I agree with that. That’s what today’s “what l learned” section is about. The problem is, the third act is about how the backrooms are part of Clark’s psyche! Mary is walking into Clark’s head. We are literally in the character’s head. Which means the entire script is dependent on the character development being A+. And the director hasn’t even established who this character is.

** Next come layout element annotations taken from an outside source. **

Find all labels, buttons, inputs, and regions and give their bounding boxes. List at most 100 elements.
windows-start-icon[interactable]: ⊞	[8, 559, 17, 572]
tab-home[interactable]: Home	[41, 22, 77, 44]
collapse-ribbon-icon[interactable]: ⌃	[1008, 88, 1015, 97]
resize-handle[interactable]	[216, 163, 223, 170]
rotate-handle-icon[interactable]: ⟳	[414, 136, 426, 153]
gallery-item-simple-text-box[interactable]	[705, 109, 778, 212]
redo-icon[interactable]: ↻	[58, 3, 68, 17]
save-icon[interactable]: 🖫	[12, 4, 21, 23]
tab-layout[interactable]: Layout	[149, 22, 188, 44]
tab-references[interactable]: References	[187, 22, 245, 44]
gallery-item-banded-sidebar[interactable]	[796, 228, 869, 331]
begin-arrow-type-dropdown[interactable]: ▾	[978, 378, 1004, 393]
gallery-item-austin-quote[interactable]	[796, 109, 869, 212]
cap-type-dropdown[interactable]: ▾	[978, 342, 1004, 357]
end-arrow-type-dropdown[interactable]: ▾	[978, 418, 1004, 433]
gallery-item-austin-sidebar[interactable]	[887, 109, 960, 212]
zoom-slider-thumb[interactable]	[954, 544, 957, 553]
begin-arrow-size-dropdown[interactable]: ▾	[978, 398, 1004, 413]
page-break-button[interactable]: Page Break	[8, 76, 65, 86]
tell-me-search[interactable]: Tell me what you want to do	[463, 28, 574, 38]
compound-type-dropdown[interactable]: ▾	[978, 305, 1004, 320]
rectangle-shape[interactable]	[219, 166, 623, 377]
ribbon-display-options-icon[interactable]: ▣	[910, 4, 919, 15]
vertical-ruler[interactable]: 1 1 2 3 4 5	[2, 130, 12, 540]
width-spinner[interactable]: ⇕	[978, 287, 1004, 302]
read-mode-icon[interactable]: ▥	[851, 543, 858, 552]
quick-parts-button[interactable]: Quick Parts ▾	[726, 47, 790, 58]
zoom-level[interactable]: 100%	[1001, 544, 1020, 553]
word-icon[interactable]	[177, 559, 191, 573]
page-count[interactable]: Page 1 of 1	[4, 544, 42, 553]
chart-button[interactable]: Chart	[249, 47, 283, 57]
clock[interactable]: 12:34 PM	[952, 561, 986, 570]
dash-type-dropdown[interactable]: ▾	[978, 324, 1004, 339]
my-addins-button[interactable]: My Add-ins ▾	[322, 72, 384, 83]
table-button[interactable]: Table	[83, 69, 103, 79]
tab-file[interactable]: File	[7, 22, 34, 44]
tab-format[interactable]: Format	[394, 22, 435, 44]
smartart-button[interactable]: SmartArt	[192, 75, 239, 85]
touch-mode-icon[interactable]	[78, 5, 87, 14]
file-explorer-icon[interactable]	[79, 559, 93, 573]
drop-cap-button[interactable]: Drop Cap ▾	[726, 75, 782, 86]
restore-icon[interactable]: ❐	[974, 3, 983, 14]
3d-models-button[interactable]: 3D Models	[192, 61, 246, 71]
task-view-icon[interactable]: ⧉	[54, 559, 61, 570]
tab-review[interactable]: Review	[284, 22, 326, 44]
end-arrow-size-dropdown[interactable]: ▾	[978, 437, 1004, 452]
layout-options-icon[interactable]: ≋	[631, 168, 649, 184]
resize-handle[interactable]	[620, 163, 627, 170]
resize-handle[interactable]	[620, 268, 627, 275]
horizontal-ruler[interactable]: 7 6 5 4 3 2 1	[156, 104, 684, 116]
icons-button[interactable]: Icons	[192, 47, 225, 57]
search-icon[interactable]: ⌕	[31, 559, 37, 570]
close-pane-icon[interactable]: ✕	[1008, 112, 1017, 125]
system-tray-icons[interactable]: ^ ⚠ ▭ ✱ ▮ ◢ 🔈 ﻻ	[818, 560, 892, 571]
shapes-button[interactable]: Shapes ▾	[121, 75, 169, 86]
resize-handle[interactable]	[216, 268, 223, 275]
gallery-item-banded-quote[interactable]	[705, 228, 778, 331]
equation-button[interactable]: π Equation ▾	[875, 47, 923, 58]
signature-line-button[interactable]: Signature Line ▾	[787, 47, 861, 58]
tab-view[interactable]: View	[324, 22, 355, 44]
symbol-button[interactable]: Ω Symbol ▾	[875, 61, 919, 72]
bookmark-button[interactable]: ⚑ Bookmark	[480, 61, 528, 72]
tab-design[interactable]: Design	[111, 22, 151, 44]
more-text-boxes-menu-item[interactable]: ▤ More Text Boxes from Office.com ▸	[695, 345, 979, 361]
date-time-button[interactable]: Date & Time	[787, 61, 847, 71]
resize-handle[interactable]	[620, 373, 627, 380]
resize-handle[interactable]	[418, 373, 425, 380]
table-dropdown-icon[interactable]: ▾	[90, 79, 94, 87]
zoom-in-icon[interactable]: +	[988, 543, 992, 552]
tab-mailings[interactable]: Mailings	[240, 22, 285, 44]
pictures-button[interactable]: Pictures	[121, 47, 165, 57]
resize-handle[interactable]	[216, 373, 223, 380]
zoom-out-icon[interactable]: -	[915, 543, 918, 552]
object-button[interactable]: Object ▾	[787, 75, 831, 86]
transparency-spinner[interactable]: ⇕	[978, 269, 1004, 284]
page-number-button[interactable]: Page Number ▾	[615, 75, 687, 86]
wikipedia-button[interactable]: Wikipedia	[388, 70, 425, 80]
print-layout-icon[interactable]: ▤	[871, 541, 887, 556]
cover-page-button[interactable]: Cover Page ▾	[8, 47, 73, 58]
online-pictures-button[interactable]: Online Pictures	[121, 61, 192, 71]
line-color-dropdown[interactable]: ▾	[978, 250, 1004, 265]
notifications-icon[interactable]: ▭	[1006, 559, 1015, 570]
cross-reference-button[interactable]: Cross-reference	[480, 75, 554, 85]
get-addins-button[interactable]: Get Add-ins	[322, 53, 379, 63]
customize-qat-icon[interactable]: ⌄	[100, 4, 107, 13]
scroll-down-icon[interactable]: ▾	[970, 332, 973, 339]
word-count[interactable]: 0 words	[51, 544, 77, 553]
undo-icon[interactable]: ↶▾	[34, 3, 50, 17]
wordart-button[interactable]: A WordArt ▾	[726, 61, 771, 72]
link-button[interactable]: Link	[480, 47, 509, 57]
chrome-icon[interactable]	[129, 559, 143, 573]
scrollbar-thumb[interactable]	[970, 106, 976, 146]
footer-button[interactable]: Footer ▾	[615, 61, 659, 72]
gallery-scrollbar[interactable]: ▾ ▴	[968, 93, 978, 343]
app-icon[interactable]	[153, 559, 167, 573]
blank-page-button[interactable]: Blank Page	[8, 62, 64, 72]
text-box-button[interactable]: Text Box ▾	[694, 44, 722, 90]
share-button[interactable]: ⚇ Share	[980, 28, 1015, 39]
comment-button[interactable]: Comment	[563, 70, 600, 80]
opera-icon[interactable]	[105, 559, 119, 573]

So, you’re watching this final act and you’re going… what’s going on here? Absolutely nothing about Clark’s descent into madness is earned cause we barely know anything about him.
And, again, the movie sort of covers it up with the effective creepiness of the tall pirate monster chasing Mary. That’s the power of the Backrooms. Is that every time a glaring screenwriting issue pops up, the backrooms says ‘look over here!’ and you stop focusing on it.
With that said, I still think they left a ton on the table with the backrooms. There are much better backrooms moments online (on YouTube) than what they gave us. That was what I was looking forward to the most — seeing stuff that I hadn’t seen on Youtube. This is the big screen baby. Give us something bigger.
But a lot of this was rehashed stuff you could already see online. There wasn’t a single new backrooms moment where I said, “Oh wow. That’s cool.” Nor did it seem like they were looking to create that moment.
So, all in all, this movie wasn’t for me.
But what I say next might surprise you. I don’t think anything I just said matters. Yeah, the character development here wasn’t even half-baked. It was quarter-baked. But maybe that’s what makes the movie feel fresh. I remember watching Phantasm as a kid and a lot of it didn’t make sense. But it stayed with me my whole life. Cause it was weird and unpredictable and unsettling. And I think the teens and 20-somethings who see this film will leave having had a similar experience.
And I think that may be part of this larger movement going on with these Youtube filmmakers that is getting people back to the theater. The very fact that they AREN’T doing it the Hollywood way, or the Scriptshadow way, is what’s helping them stand out. I’m going to talk about that a lot more on Friday.
For Wednesday, I’m going to take a break from horror and review a script from that new female writer who had 40 companies chasing down her rom-com script last week. I’m not reviewing her rom-com. But I’m reviewing the script she wrote before that. That should be fun.
Seeya then!
[ ] What the hell did I just watch?
[x] wasn’t for me
[ ] worth the price of admission
[ ] impressive
[ ] genius
What I learned: Like I always say — whatever it is that people are coming to your movie for, make sure that that thing works. If it’s comedy, the majority of your focus should be on making sure the script is funny. If it’s a thriller, the majority of your focus should be on making your script fast and exciting. If it’s a horror movie, your focus needs to be on scares and creepiness. If you succeed in providing the key thing that the audience came to experience, the script can withstand a surprising amount of weaknesses. And I think that’s why Backrooms is doing so well. Its character development sucks. But it’s consistently creepy throughout. And since that’s what people are coming there for, they’re mostly leaving satisfied.